Membrane

McLuhan occasionally used the term ‘membrane’ in his later work:

1962
People of literary and critical bias find the shrill vehemence of de Chardin as disconcerting as his uncritical enthusiasm for the cosmic membrane that has been snapped round the globe by the electric dilation of our various senses. (GG 32)

1962
Electricity has wrapped the planet in a single cohesive field or membrane that is organic rather than mechanical in nature. (The Electronic Age – The Age of Implosion)

1964

All men are totally involved in the insides of all men. There is no privacy and no private parts. In a world in which we are all ingesting and digesting one another there can be no obscenity or pornography or decency. Such is the law of electric media which stretch the nerves to form a global membrane of enclosure. (Notes on Burroughs)

1972
Government had begun in a modest way as the figure of the helmsman. The ship represented the entire human community. Today, the rudder has become much larger than the ship.
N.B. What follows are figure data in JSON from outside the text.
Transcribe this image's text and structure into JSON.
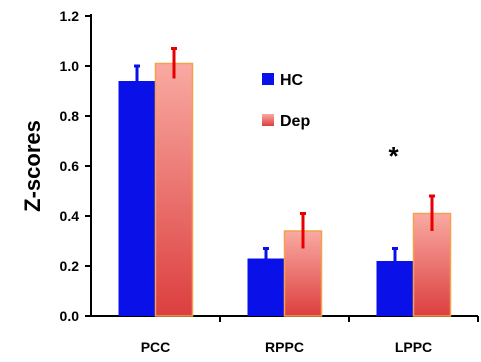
{
  "chart_data": {
    "type": "bar",
    "title": "",
    "xlabel": "",
    "ylabel": "Z-scores",
    "ylim": [
      0,
      1.2
    ],
    "yticks": [
      "0.0",
      "0.2",
      "0.4",
      "0.6",
      "0.8",
      "1.0",
      "1.2"
    ],
    "categories": [
      "PCC",
      "RPPC",
      "LPPC"
    ],
    "series": [
      {
        "name": "HC",
        "values": [
          0.94,
          0.23,
          0.22
        ],
        "errors": [
          0.06,
          0.04,
          0.05
        ],
        "color": "#0a10e8",
        "error_color": "#0a10e8"
      },
      {
        "name": "Dep",
        "values": [
          1.01,
          0.34,
          0.41
        ],
        "errors": [
          0.06,
          0.07,
          0.07
        ],
        "color": "#f4857a",
        "edge_color": "#f5a04a",
        "error_color": "#e60000"
      }
    ],
    "legend_position": "upper-center",
    "annotations": [
      {
        "text": "*",
        "category": "LPPC"
      }
    ],
    "grid": false
  }
}
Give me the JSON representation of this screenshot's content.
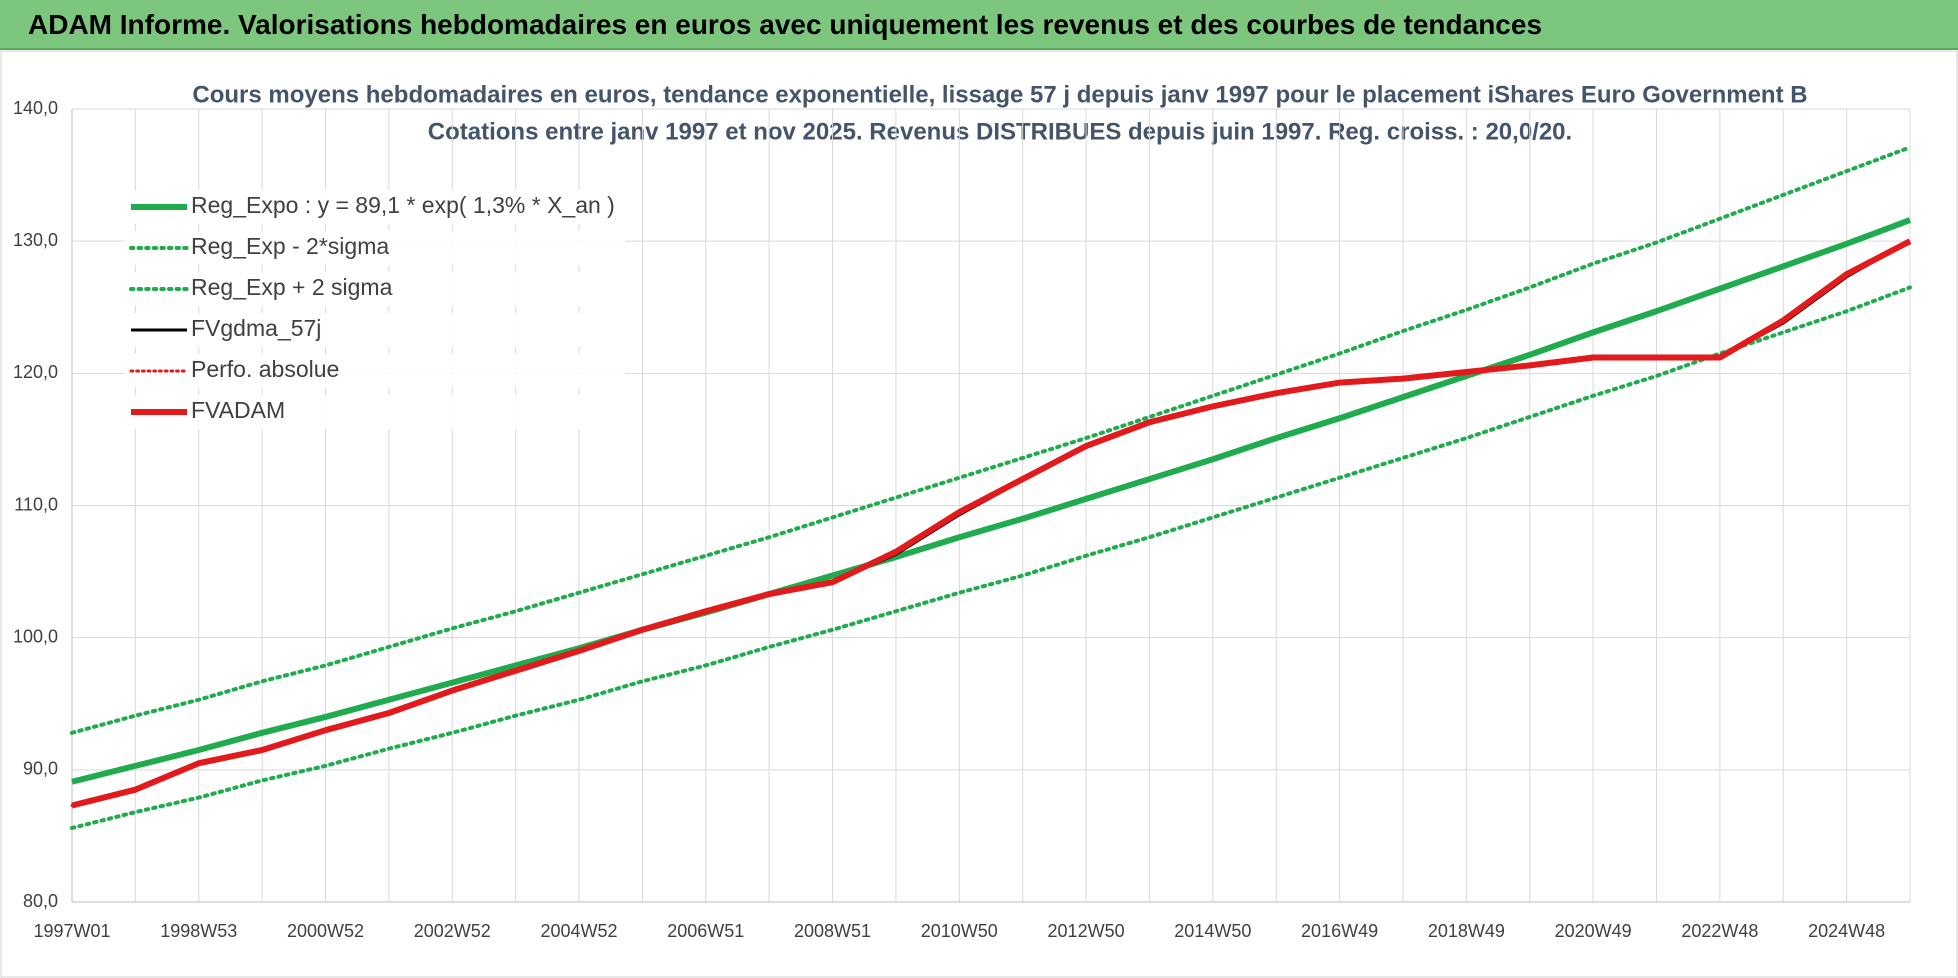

The number of helmsmen are coextensive with the community. (…) The stretching of the bounds of government has coincided with the contraction of the social membrane. (TT, 217)

1973
Finnegans Wake is very much concerned with the resonance in the ‘tribal membrane‘ and the drama among the instincts and the artifacts of language and technology, leading to the awareness of the electric role in ‘waking’ or retrieving the old tribal man. (‘The Implications of Cultural Uniformity’,  1973)1

  1. In Superculture: American Popular Culture and Europe (1975). With “tribal membrane” McLuhan was citing from William Empson’s great poem ‘Arachne’: “King spider, walks the velvet roof of streams: / Must bird and fish, must god and beast avoid: / Dance, like nine angels, on pin-point extremes. / His gleaming bubble between void and void, / Tribe-membrane, that by mutual tension stands, / Earth’s surface film, is at a breath destroyed.”